Les limites de l’axe franco-allemand
La France pourrait chercher d’autres alliances en Europe
Armand Laferrère
Depuis la création de la Communauté européenne, France et Allemagne aiment à présenter leur coopération comme le véritable moteur des institutions européennes. La création de l’Union européenne, puis son élargissement à 27 membres et le renforcement des pouvoirs propres des institutions européennes n’ont pas mis fin à cette idée d’un rôle privilégié de l’alliance entre les deux plus grandes nations de l’Union. A l’occasion de la signature du traité d’Aix la Chapelle le 22 janvier 2019, cinquante-six ans après le traité de l’Elysée de 1963, les deux pays ont affirmé leur volonté d’approfondir leur coopération : lutte contre le terrorisme, institution d’une « zone économique dotée de règles communes », coopération spatiale, création d’un chapelet d’institutions de rapprochement culturel. Commentant ce traité, le président Macron l’a présenté comme un « traité de convergence ».
Près de trois ans plus tard, cette convergence n’a pas eu lieu. Les deux pays sont en conflit ouvert sur la politique énergétique de l’Union européenne. L’Allemagne s’oppose régulièrement aux ventes d’armes françaises. Les visions française et allemande de l’avenir de la défense européenne restent profondément incompatibles.
Au-delà des désaccords sur telle ou telle politique particulière, les deux pays ont désormais des intérêts structurellement divergents dans plusieurs domaines.
Avec son épargne abondante, ses salaires modérés, sa balance commerciale excédentaire et la réputation de qualité de son industrie, l’Allemagne a intérêt à un euro fort qui préserve la valeur de ses rentes sans menacer ses exportations. La France, bloquée dans un déficit commercial structurel, aurait au contraire un intérêt essentiel à voir baisser la valeur de la monnaie commune pour relancer ses exportations. Ses intérêts en la matière sont proches de ceux des pays latins et directement contraires à ceux de l’Allemagne.
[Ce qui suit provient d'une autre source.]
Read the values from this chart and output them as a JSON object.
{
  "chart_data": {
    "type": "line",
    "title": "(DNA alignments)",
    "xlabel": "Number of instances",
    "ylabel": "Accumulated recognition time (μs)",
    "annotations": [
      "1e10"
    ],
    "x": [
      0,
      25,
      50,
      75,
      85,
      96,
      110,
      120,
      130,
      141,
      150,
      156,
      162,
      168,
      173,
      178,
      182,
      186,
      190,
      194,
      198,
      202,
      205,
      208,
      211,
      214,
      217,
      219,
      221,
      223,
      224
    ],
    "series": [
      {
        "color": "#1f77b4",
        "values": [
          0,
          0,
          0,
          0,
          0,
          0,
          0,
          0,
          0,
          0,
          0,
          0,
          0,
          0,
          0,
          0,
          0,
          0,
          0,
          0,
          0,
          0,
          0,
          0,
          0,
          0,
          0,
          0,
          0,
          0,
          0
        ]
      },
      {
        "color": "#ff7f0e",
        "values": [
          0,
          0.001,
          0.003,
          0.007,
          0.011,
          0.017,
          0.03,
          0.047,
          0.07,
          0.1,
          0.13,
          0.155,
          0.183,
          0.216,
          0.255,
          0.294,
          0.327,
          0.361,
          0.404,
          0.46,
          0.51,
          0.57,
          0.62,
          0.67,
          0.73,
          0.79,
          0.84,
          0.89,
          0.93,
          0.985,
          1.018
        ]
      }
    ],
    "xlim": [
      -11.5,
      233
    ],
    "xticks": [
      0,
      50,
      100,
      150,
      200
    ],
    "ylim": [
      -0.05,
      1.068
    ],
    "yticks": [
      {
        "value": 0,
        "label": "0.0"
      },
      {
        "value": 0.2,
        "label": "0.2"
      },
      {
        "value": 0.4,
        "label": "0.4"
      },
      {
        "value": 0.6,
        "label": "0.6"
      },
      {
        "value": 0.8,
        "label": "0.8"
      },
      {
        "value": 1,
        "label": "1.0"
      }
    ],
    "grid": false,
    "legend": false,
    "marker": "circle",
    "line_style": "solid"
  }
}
En matière d’énergie, l’Allemagne estime avoir avec la Russie des relations d’égal à égal et ne considère pas le risque de chantage énergétique russe comme une véritable menace. Elle a donc choisi, sous couvert de sortie du nucléaire, une politique qui accepte implicitement de faire dépendre sa sécurité énergétique d’hydrocarbones importés (les énergies renouvelables, priorité explicite de la politique allemande, sont intermittents et non pilotables et ont besoin d’un renfort toujours disponible en hydrocarbures pour garantir la stabilité de l’approvisionnement). La France, comme la quasi-totalité des autres pays de l’Union, voit avec plus de méfiance le risque d’une dépendance russe et reste plus attachée à la construction de sources d’énergie de technologie européenne.
En matière d’immigration, la France, pays de première entrée et destination privilégiée des immigrants illégaux originaires de certains pays, partage avec les autres pays méditerranéens un intérêt pour un meilleur contrôle des routes de migration et la mise en place de moyens physiques pour limiter les entrées – tous sujets qui ne sont pas, par la grâce de la géographie, une priorité allemande.
En matière de défense, les deux pays ont intérêt au maintien de l’alliance atlantique ; mais la France, qui a de plus grandes capacités autonomes, une implication directe au Sahel et ailleurs et une industrie de l’armement à valoriser, a intérêt à renforcer l’autonomie de l’Europe au sein de l’alliance. L’Allemagne ne partage pas cet intérêt. Il n’est pas certain que d’autres pays de l’Union puissent entièrement partager la vision française en la matière, mais un dialogue avec les pays méditerranéens devrait au moins pouvoir être engagé.
Encore plus profondément, l’Allemagne des années 2020, contrairement à celle des années 1960 ou 1990, n’a plus besoin du couvert d’une alliance avec un autre grand pays pour mener une politique de puissance. L’histoire s’oublie petit à petit et l’affirmation de la puissance allemande peut désormais se faire directement, sans susciter le même rejet qu’il y a une génération ou deux.
Il est temps que la France en tire, elle aussi, les conséquences. Sur tous les sujets pour lesquels les intérêts des deux pays divergent, nos diplomates doivent ouvertement chercher d’autres alliances au sein de l’Europe – pays de l’Est, pays latins ou autres – pour faire progresser les intérêts français. Après un certain temps, certaines de ces alliances pourraient même s’institutionnaliser. Il n’y a pas de raison pour que, selon les sujets, un bloc latin, un axe méditerranéen ou une alliance des pays nucléaires ne deviennent pas des enceintes de discussion durables. Ils auraient au moins autant de légitimité que l’axe bilatéral historique et serviraient sans doute mieux les intérêts français.